GesundheitsbücherRatgeber mit vielen Nebenwirkungen

Lesezeit 6 Minuten

Eher als Unterhaltungslektüre sollte man manche Gesundheitsratgeber betrachten. (Foto: Photocase)

Eine Kurzumfrage unter Ärzten. "Unverantwortlich" ist noch die moderateste Antwort, es gibt weit schlimmere Kommentare. Was so heftige Reaktionen hervorruft, ist ein Buch mit unschuldigen Kräutern auf dem Titel. "Heilpflanzen: Urmedizin gegen Krebs Rheuma, Fettsucht, Allergie, Herz- und andere chronische Leiden" heißt es dort vollmundig.
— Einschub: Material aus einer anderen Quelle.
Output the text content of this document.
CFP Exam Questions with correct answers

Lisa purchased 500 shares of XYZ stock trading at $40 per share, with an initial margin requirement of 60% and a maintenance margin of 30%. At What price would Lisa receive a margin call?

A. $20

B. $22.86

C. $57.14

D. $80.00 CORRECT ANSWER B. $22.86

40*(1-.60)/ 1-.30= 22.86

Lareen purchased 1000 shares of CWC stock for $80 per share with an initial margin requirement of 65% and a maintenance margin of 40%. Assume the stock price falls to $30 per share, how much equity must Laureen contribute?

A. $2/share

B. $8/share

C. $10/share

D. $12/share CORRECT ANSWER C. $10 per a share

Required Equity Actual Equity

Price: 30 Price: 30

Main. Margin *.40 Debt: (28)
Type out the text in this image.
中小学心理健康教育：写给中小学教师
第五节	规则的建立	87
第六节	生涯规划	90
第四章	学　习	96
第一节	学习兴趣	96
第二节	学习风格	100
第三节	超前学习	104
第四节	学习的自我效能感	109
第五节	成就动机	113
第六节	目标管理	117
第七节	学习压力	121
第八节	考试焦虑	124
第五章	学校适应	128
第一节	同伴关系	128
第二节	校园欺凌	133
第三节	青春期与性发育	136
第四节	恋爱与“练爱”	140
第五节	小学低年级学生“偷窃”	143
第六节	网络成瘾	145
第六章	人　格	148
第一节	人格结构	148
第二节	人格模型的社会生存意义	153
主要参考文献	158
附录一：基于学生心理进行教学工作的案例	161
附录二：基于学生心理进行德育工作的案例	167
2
Auch der Sieg über alle Potenzprobleme wird versprochen. Und innen lobt TV-Pfarrer Jürgen Fliege: "Franz Konz ist der einzige Arzt, der wirklich die Krankheiten heilt und nicht verschleppt."

Dabei war Konz gar kein Arzt, sondern warnt auf fast 1500 Seiten vor Ärzten und ihrer Medizin. Behauptet, dass Behandlungen von Ärzten nur schaden, nie nutzen würden. Verspricht selbst aber die Heilung auch schwerster Krankheiten wie etwa Aids. Darf man das? Wer ist verantwortlich, wenn tatsächlich ein Leser stirbt, weil er auf eine wirksame Behandlung verzichtet hat? Im Impressum des Buchs wird eine Haftung des Autors oder des Verlages ausgeschlossen. Reicht das?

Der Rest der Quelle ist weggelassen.